Banned C++ features in Chromium

In-house libraries vs standard C++

  • Many see Chromium’s bans as “use our in-house version instead of the standard one,” typical of old, large codebases that predate modern STL (chrono, containers, etc.).
  • Some argue the long‑term optimum is migrating to standard types that new hires already know; others say deep integration with internal components justifies sticking with internal libraries.
  • There’s also a cultural angle: some organizations systematically reimplement everything (NIH), which only partly makes sense outside their monorepo context.

STL container quality and alternatives

  • Several commenters think many std containers are poorly designed or overspecified (e.g., unordered_map, std::deque, std::vector<bool>) and that modern hash maps (like those in Abseil) are clearly superior.
  • Others push back, claiming std containers are “good enough” for most software and criticizing repeated STL‑bashing.
  • Bad homegrown containers can be far worse than STL, with anecdotes of opaque, void*-based “iterators” that destroyed safety and performance and were extremely costly to refactor away.

char8_t, character size, and portability

  • Chromium bans char8_t with a rationale many agree with: almost all APIs use char*/std::string, so char8_t* just forces casts for little gain.
  • Debate centers on C/C++’s guarantees: char and char8_t are 1 byte, but a “byte” need not be 8 bits; some mention exotic DSPs as a reason the standards remain so general.
  • Several people call char8_t a blunder: distinct type, same layout as unsigned char, often not actually 8 bits, and confusingly named.

Exceptions ban and error handling

  • Chromium (via Google style) bans exceptions for historical/practical reasons: huge legacy code not written to be exception‑safe.

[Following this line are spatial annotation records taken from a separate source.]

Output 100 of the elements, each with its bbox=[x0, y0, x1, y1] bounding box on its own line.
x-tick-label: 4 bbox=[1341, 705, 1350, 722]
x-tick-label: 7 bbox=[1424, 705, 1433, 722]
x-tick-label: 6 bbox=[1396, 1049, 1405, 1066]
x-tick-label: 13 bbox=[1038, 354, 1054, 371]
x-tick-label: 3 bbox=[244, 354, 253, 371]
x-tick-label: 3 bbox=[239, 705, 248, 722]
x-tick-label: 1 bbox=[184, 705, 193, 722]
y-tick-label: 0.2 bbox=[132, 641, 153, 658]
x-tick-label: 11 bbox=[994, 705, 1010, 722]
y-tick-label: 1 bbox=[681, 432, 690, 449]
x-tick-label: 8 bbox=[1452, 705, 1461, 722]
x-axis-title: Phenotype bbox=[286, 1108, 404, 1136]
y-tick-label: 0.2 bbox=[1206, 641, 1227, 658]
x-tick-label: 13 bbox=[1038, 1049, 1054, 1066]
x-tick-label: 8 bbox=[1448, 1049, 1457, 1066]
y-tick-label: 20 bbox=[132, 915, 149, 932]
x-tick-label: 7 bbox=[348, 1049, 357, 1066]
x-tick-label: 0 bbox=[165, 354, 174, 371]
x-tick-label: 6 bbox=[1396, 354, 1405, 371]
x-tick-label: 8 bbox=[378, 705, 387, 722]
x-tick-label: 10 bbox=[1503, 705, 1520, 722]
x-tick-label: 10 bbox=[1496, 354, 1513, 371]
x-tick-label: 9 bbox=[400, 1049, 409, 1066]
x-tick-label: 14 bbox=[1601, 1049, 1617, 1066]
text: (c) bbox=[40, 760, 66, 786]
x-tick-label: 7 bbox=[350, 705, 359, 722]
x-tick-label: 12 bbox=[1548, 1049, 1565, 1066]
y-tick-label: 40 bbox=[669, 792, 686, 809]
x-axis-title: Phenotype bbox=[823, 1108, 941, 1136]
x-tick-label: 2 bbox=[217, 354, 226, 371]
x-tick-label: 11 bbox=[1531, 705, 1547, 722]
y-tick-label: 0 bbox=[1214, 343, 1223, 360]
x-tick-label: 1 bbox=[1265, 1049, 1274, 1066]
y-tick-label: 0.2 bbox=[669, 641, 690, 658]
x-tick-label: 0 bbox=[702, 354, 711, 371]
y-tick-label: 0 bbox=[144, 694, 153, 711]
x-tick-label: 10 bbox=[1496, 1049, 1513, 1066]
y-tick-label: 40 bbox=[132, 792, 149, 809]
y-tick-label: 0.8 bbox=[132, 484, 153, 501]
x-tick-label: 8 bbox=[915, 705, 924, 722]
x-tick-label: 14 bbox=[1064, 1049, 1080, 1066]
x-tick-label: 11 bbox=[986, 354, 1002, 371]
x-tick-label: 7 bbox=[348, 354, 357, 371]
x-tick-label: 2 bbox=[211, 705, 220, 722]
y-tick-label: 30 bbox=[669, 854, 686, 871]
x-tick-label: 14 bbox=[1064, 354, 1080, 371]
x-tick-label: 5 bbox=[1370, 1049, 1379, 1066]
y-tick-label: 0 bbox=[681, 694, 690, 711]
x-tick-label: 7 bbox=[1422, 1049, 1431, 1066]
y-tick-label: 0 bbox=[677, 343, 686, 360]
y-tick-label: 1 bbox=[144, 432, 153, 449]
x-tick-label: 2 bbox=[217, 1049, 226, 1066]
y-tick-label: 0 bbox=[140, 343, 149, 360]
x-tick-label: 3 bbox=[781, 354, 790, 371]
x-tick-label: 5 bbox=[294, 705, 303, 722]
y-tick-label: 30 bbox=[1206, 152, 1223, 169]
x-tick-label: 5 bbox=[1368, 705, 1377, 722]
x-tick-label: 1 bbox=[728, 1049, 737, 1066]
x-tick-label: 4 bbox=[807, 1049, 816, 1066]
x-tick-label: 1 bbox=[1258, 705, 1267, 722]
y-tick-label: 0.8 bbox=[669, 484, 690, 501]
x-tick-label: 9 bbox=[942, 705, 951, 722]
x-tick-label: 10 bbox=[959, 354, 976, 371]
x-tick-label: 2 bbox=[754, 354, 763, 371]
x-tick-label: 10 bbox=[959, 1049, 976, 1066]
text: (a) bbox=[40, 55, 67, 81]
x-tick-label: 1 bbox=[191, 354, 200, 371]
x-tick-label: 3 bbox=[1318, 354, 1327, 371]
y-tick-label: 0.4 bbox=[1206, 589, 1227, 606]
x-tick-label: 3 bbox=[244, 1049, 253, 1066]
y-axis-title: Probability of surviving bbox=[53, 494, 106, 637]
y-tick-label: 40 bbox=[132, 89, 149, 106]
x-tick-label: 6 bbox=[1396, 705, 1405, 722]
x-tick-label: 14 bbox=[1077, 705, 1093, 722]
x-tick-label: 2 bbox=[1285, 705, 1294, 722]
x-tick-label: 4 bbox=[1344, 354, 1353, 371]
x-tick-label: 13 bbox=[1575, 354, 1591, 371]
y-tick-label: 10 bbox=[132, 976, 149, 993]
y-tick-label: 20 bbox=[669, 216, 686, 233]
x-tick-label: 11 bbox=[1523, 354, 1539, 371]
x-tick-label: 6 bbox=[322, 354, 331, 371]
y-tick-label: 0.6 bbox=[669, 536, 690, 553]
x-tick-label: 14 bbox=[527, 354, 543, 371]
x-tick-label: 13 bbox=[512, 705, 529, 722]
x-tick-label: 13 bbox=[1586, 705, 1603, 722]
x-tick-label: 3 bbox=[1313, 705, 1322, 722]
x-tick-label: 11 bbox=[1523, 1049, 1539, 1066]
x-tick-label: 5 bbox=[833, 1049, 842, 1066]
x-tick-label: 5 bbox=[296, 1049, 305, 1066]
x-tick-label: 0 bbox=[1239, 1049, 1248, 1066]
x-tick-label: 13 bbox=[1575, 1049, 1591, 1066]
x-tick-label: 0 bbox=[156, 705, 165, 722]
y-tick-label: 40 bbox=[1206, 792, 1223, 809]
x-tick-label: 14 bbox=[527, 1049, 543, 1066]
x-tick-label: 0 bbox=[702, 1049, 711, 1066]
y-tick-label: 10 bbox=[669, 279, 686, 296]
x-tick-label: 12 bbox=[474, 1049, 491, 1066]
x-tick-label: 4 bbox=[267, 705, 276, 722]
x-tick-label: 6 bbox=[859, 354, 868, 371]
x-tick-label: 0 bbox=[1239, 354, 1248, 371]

Even Google’s own docs say things might be different if starting from scratch.
  • Long subthread debates whether C++ exceptions are inherently problematic (unstable, hard to reason about in low‑level code) or actually more robust than error codes (you at least get a clean crash).
  • Alternatives discussed: explicit error returns, macros, std::expected-style types, Rust‑like Result, and Zig‑style error propagation. Some want checked exceptions; others point to Java’s mixed history here.

Scale, consistency, and banned‑feature culture

  • Many see the ban list as context‑driven: features that are fine in small projects become hazards in a massive, long‑lived, highly portable codebase.
  • Consistency and reduced cognitive load are recurring themes: avoiding “sporadic new features” and sticking to one way of doing things.
  • Comparisons are made to Java/C#/Rust: they also have de facto or tool‑enforced “banned” APIs/features, but often at the library level rather than core language constructs.
  • There’s interest in enforcing such bans via static analysis, compiler lints, or custom tools; other projects (e.g., WebKit) reportedly do similar things.